Paul Sandoz - in full flow: Java 8 lambdas in the stream A clear overview of the use of the new stream API to declaratively perform actions on lists using lambdas. Also the benefits and pitfalls of using streams in combination with multithreading are explained.

Simon Ritter - Is It A Car? Is It A Computer? No, It’s a Raspberry Pi JavaFX A very nice session that explained how a Carputer could be made from a RaspberryPI and the risks you introduce when connecting your car with a RaspberryPI. Using a touch screen connected to the RaspberryPI and an application developed using JavaFX to operate and view the data from the on-board computer.

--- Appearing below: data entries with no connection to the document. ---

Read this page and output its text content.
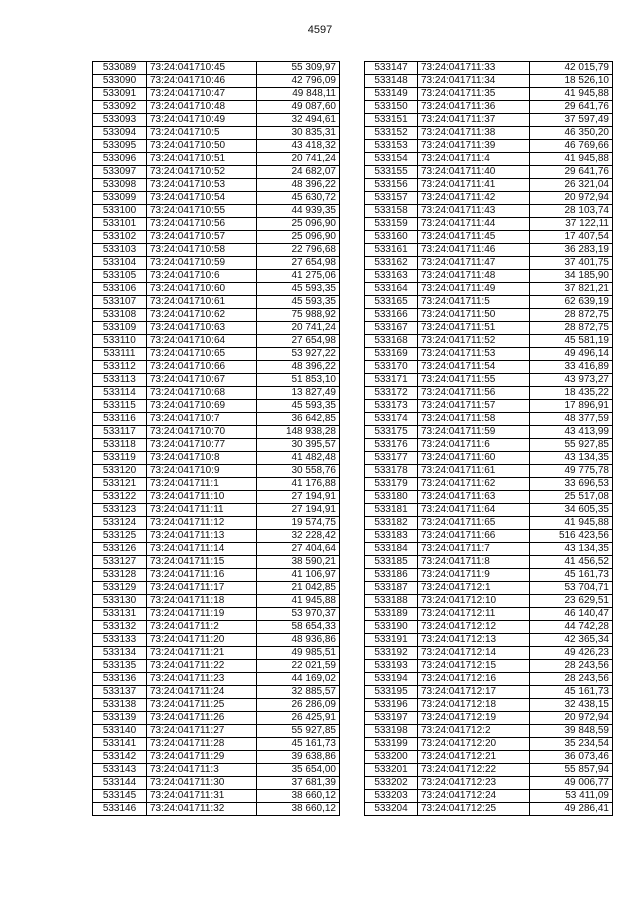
4597
533089	73:24:041710:45	55 309,97
533090	73:24:041710:46	42 796,09
533091	73:24:041710:47	49 848,11
533092	73:24:041710:48	49 087,60
533093	73:24:041710:49	32 494,61
533094	73:24:041710:5	30 835,31
533095	73:24:041710:50	43 418,32
533096	73:24:041710:51	20 741,24
533097	73:24:041710:52	24 682,07
533098	73:24:041710:53	48 396,22
533099	73:24:041710:54	45 630,72
533100	73:24:041710:55	44 939,35
533101	73:24:041710:56	25 096,90
533102	73:24:041710:57	25 096,90
533103	73:24:041710:58	22 796,68
533104	73:24:041710:59	27 654,98
533105	73:24:041710:6	41 275,06
533106	73:24:041710:60	45 593,35
533107	73:24:041710:61	45 593,35
533108	73:24:041710:62	75 988,92
533109	73:24:041710:63	20 741,24
533110	73:24:041710:64	27 654,98
533111	73:24:041710:65	53 927,22
533112	73:24:041710:66	48 396,22
533113	73:24:041710:67	51 853,10
533114	73:24:041710:68	13 827,49
533115	73:24:041710:69	45 593,35
533116	73:24:041710:7	36 642,85
533117	73:24:041710:70	148 938,28
533118	73:24:041710:77	30 395,57
533119	73:24:041710:8	41 482,48
533120	73:24:041710:9	30 558,76
533121	73:24:041711:1	41 176,88
533122	73:24:041711:10	27 194,91
533123	73:24:041711:11	27 194,91
533124	73:24:041711:12	19 574,75
533125	73:24:041711:13	32 228,42
533126	73:24:041711:14	27 404,64
533127	73:24:041711:15	38 590,21
533128	73:24:041711:16	41 106,97
533129	73:24:041711:17	21 042,85
533130	73:24:041711:18	41 945,88
533131	73:24:041711:19	53 970,37
533132	73:24:041711:2	58 654,33
533133	73:24:041711:20	48 936,86
533134	73:24:041711:21	49 985,51
533135	73:24:041711:22	22 021,59
533136	73:24:041711:23	44 169,02
533137	73:24:041711:24	32 885,57
533138	73:24:041711:25	26 286,09
533139	73:24:041711:26	26 425,91
533140	73:24:041711:27	55 927,85
533141	73:24:041711:28	45 161,73
533142	73:24:041711:29	39 638,86
533143	73:24:041711:3	35 654,00
533144	73:24:041711:30	37 681,39
533145	73:24:041711:31	38 660,12
533146	73:24:041711:32	38 660,12
533147	73:24:041711:33	42 015,79
533148	73:24:041711:34	18 526,10
533149	73:24:041711:35	41 945,88
533150	73:24:041711:36	29 641,76
533151	73:24:041711:37	37 597,49
533152	73:24:041711:38	46 350,20
533153	73:24:041711:39	46 769,66
533154	73:24:041711:4	41 945,88
533155	73:24:041711:40	29 641,76
533156	73:24:041711:41	26 321,04
533157	73:24:041711:42	20 972,94
533158	73:24:041711:43	28 103,74
533159	73:24:041711:44	37 122,11
533160	73:24:041711:45	17 407,54
533161	73:24:041711:46	36 283,19
533162	73:24:041711:47	37 401,75
533163	73:24:041711:48	34 185,90
533164	73:24:041711:49	37 821,21
533165	73:24:041711:5	62 639,19
533166	73:24:041711:50	28 872,75
533167	73:24:041711:51	28 872,75
533168	73:24:041711:52	45 581,19
533169	73:24:041711:53	49 496,14
533170	73:24:041711:54	33 416,89
533171	73:24:041711:55	43 973,27
533172	73:24:041711:56	18 435,22
533173	73:24:041711:57	17 896,91
533174	73:24:041711:58	48 377,59
533175	73:24:041711:59	43 413,99
533176	73:24:041711:6	55 927,85
533177	73:24:041711:60	43 134,35
533178	73:24:041711:61	49 775,78
533179	73:24:041711:62	33 696,53
533180	73:24:041711:63	25 517,08
533181	73:24:041711:64	34 605,35
533182	73:24:041711:65	41 945,88
533183	73:24:041711:66	516 423,56
533184	73:24:041711:7	43 134,35
533185	73:24:041711:8	41 456,52
533186	73:24:041711:9	45 161,73
533187	73:24:041712:1	53 704,71
533188	73:24:041712:10	23 629,51
533189	73:24:041712:11	46 140,47
533190	73:24:041712:12	44 742,28
533191	73:24:041712:13	42 365,34
533192	73:24:041712:14	49 426,23
533193	73:24:041712:15	28 243,56
533194	73:24:041712:16	28 243,56
533195	73:24:041712:17	45 161,73
533196	73:24:041712:18	32 438,15
533197	73:24:041712:19	20 972,94
533198	73:24:041712:2	39 848,59
533199	73:24:041712:20	35 234,54
533200	73:24:041712:21	36 073,46
533201	73:24:041712:22	55 857,94
533202	73:24:041712:23	49 006,77
533203	73:24:041712:24	53 411,09
533204	73:24:041712:25	49 286,41
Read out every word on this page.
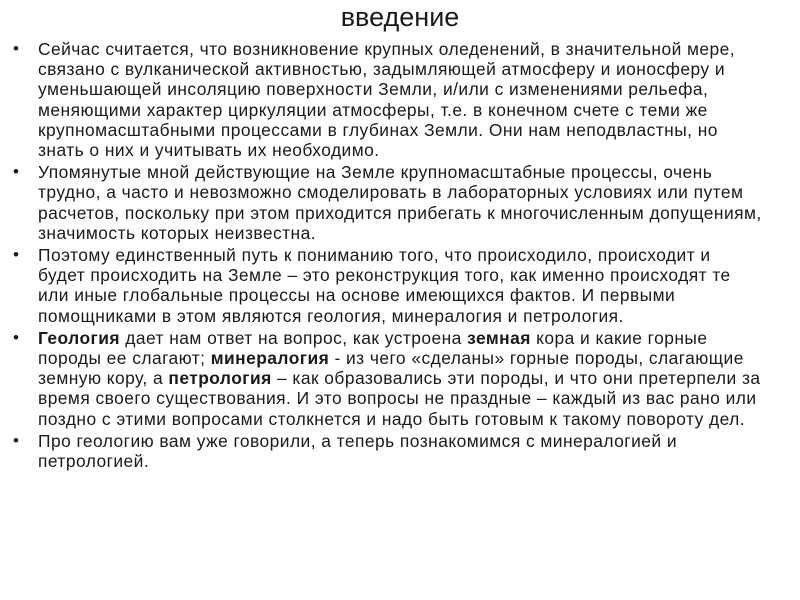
введение
• Сейчас считается, что возникновение крупных оледенений, в значительной мере, связано с вулканической активностью, задымляющей атмосферу и ионосферу и уменьшающей инсоляцию поверхности Земли, и/или с изменениями рельефа, меняющими характер циркуляции атмосферы, т.е. в конечном счете с теми же крупномасштабными процессами в глубинах Земли. Они нам неподвластны, но знать о них и учитывать их необходимо.
• Упомянутые мной действующие на Земле крупномасштабные процессы, очень трудно, а часто и невозможно смоделировать в лабораторных условиях или путем расчетов, поскольку при этом приходится прибегать к многочисленным допущениям, значимость которых неизвестна.
• Поэтому единственный путь к пониманию того, что происходило, происходит и будет происходить на Земле – это реконструкция того, как именно происходят те или иные глобальные процессы на основе имеющихся фактов. И первыми помощниками в этом являются геология, минералогия и петрология.
• Геология дает нам ответ на вопрос, как устроена земная кора и какие горные породы ее слагают; минералогия - из чего «сделаны» горные породы, слагающие земную кору, а петрология – как образовались эти породы, и что они претерпели за время своего существования. И это вопросы не праздные – каждый из вас рано или поздно с этими вопросами столкнется и надо быть готовым к такому повороту дел.
• Про геологию вам уже говорили, а теперь познакомимся с минералогией и петрологией.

Tugdual Grall, David Pilato - Elastify your app: from SQL to NoSQL in less than one hour! Within an hour, a simple application backed by a SQL database is converted to a CouchBase database and then coupled with a Elasticsearch. The steps to take to convert the existing application are clearly explained. After the conversion, the data in the system is visualized using Kibana.

Geert Bevin - Programmers are way cooler than musicians Geert Bevin presents the Eigenharp, a musical instrument which has been built on a completely different approach from it’s predecessors. Throughout his presentation he shows not only the instrument but also hints at the possibilities one gets if he lets go of “how things are”. An interesting display of thinking outside the box leading to a new design.

Hans Dockter - Gradle for Android and the Rest of the World Conference Hans illustrated the possibilities and power of Gradle by explaining how the Gradle based build system for Android works. This new build system has been developed as a Gradle plugin by the Google Android team. He also noted that some people see the flexibility of  Gradle as a downside but stated that the opposite is true because you can use the power of Gradle to limit this flexibility. For instance you could fail a build when dependencies from a non whitelisted  repository are used.

This is just our short list ;) but have fun and see you next year @Devoxx!